An electron in an oscilloscope tube is traveling horizontally with a speed of 4.4×106m/s . It passes through a 2.1cm long region with an electric field pointing upward with a magnitude of 1500N/C.
what is the magnitude of the electron’s velocity when it emerges from the electric field region?
What is the direction of the electron’s velocity when it emerges from the electric field region?
I am supposed to just do all of these for you? I already took the course. Let's see your attempts so someone can tell where you are having trouble.
24m/s
To find the magnitude of the electron's velocity when it emerges from the electric field region, we need to use the basic principle of electric forces acting on a charged particle.
Step 1: Calculate the acceleration of the electron in the electric field.
From Newton's second law, the force experienced by a charged particle moving in an electric field is given by F = q * E, where F is the force, q is the charge of the particle, and E is the electric field strength.
Since the electron is negatively charged, its charge is -e (where e is the elementary charge). Therefore, the force on the electron is F = (-e) * E.
The electron experiences a constant force over the 2.1 cm region, so we can calculate the acceleration using Newton's second law: F = ma, where m is the mass of the electron and a is its acceleration.
Rearranging the equation, we have a = F / m.

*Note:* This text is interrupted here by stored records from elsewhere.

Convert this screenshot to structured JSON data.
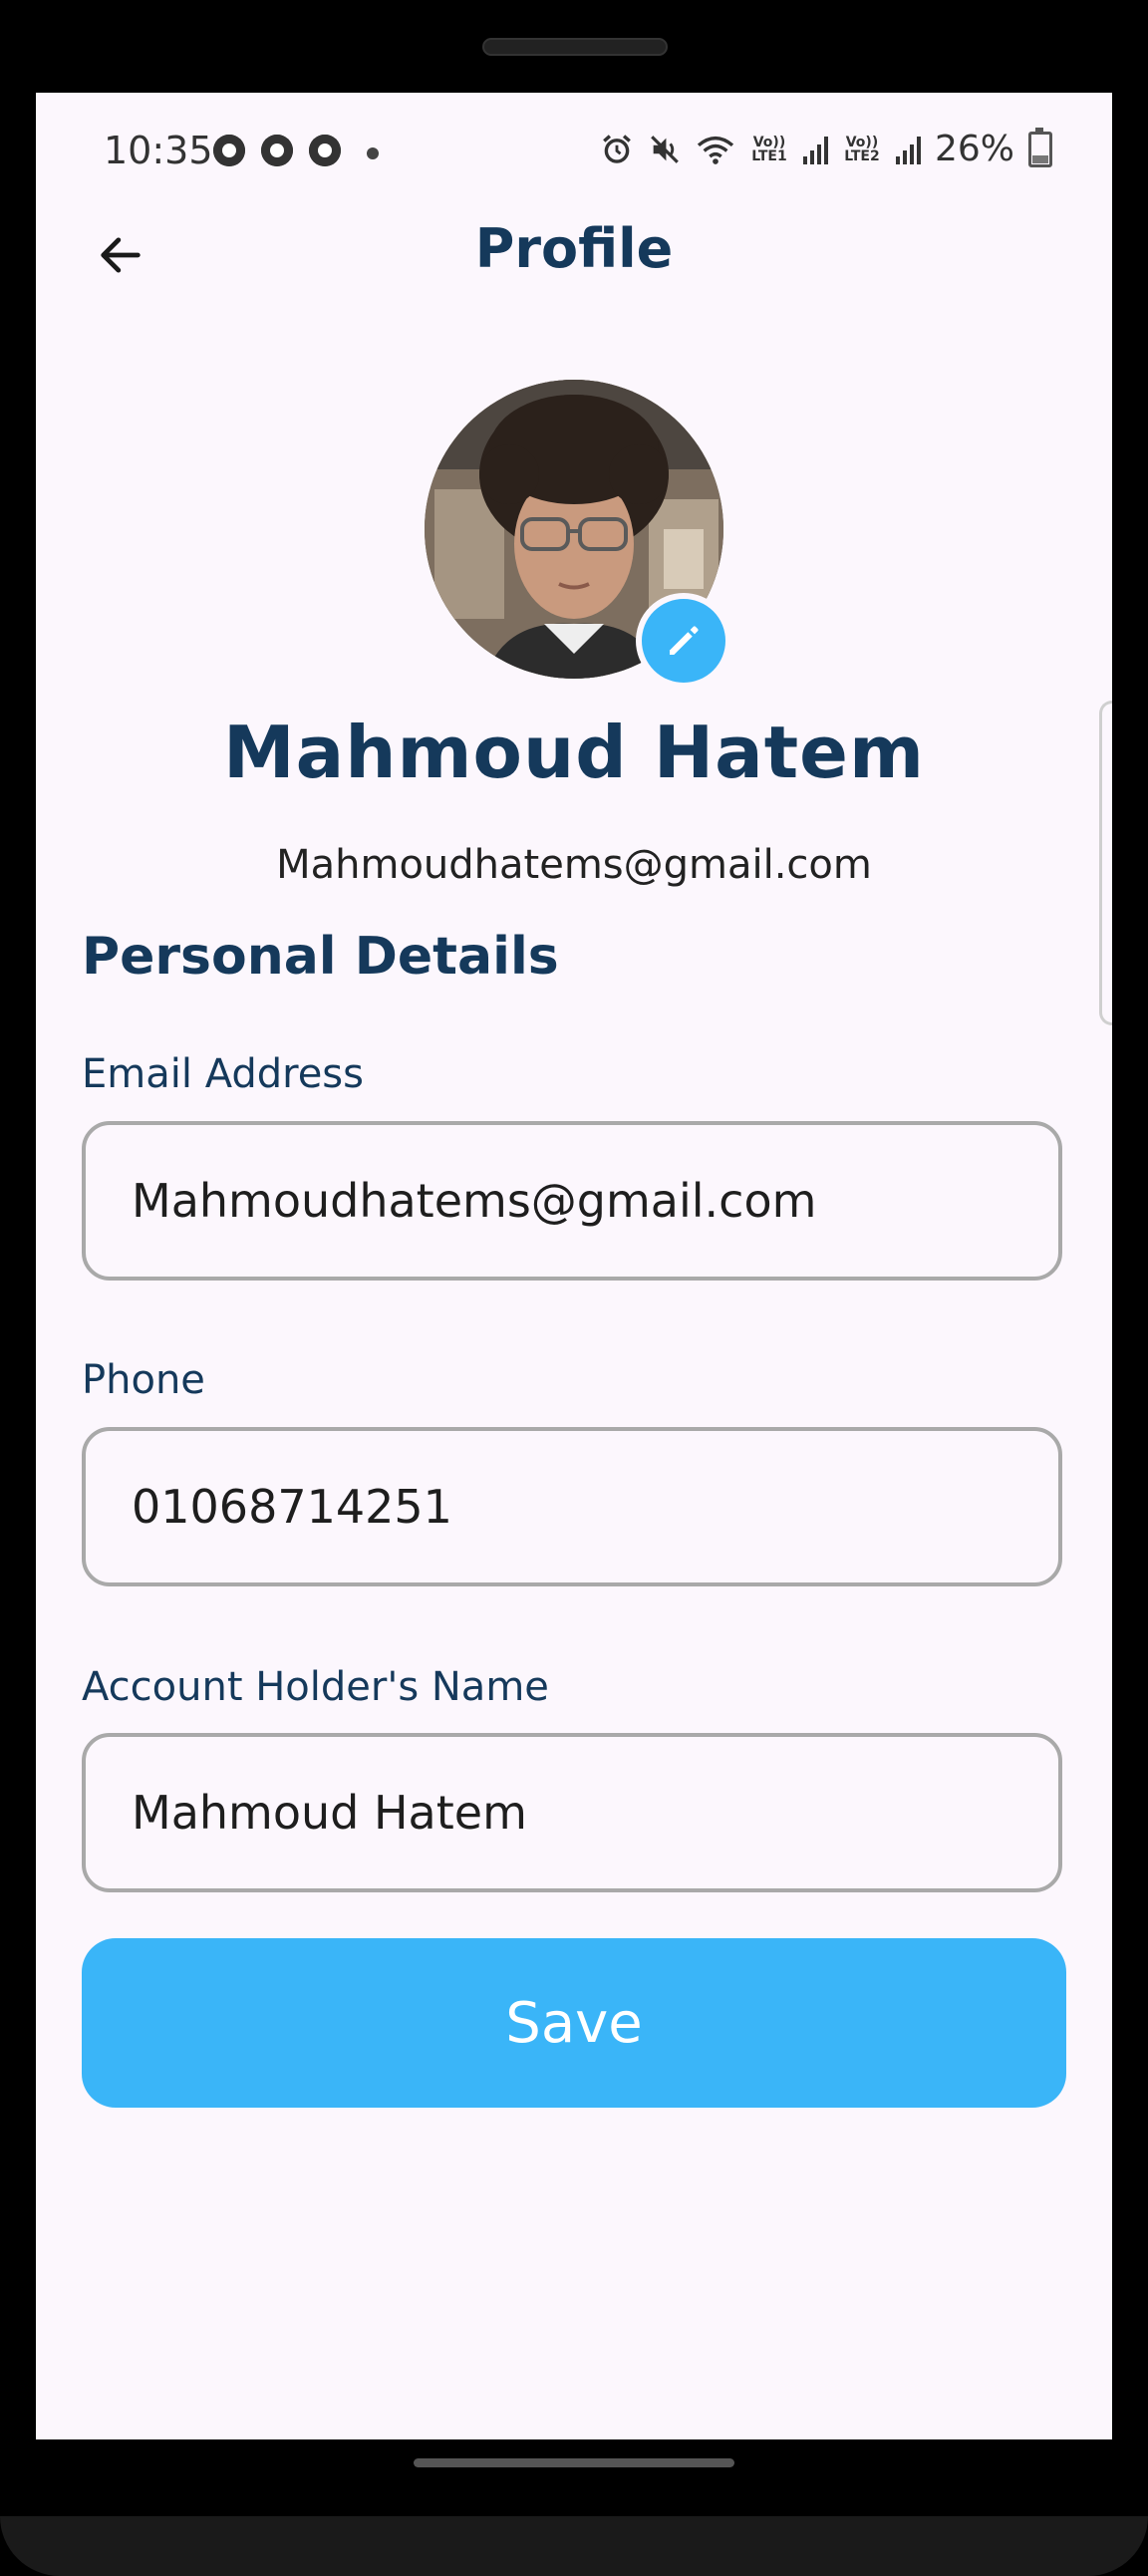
{
  "status_bar": {
    "time": "10:35",
    "lte1": "Vo)) LTE1",
    "lte2": "Vo)) LTE2",
    "battery": "26%"
  },
  "header": {
    "title": "Profile"
  },
  "profile": {
    "name": "Mahmoud Hatem",
    "email": "Mahmoudhatems@gmail.com"
  },
  "section": {
    "title": "Personal Details"
  },
  "fields": [
    {
      "label": "Email Address",
      "value": "Mahmoudhatems@gmail.com"
    },
    {
      "label": "Phone",
      "value": "01068714251"
    },
    {
      "label": "Account Holder's Name",
      "value": "Mahmoud Hatem"
    }
  ],
  "actions": {
    "save_label": "Save"
  },
  "colors": {
    "primary_text": "#15395b",
    "accent": "#3ab5f8",
    "background": "#fcf7fd",
    "field_border": "#a9a9a9"
  },
  "icons": {
    "back": "arrow-left-icon",
    "edit_avatar": "pencil-icon"
  }
}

Step 2: Calculate the change in velocity of the electron in the electric field.
Since the acceleration is constant, we can use the kinematic equation v^2 = u^2 + 2aΔs, where v is the final velocity, u is the initial velocity, a is the acceleration, and Δs is the displacement.
In this case, the electron starts from rest, so the initial velocity u = 0.
The displacement Δs is given as 2.1 cm = 0.021 m.
Rearranging the equation, we have v = sqrt(u^2 + 2aΔs).
Step 3: Plug in the given values and calculate.
Charge of an electron, q = -1.6 x 10^-19 C
Mass of an electron, m = 9.1 x 10^-31 kg
Electric field strength, E = 1500 N/C
Displacement, Δs = 0.021 m
Using F = q * E, we can find the force F on the electron:
F = (-1.6 x 10^-19 C) * (1500 N/C).
Next, using a = F / m, we can find the acceleration a:
a = F / m.
Finally, using v = sqrt(u^2 + 2aΔs), we can find the magnitude of the electron's velocity v when it emerges from the electric field region.
To determine the direction of the electron's velocity when it emerges from the electric field region, we can use the fact that the electric field points upward and apply the right-hand rule. Since the electron is negatively charged, it experiences a force in the opposite direction of the electric field. Thus, the direction of the electron's velocity will be opposite to the direction of the electric field.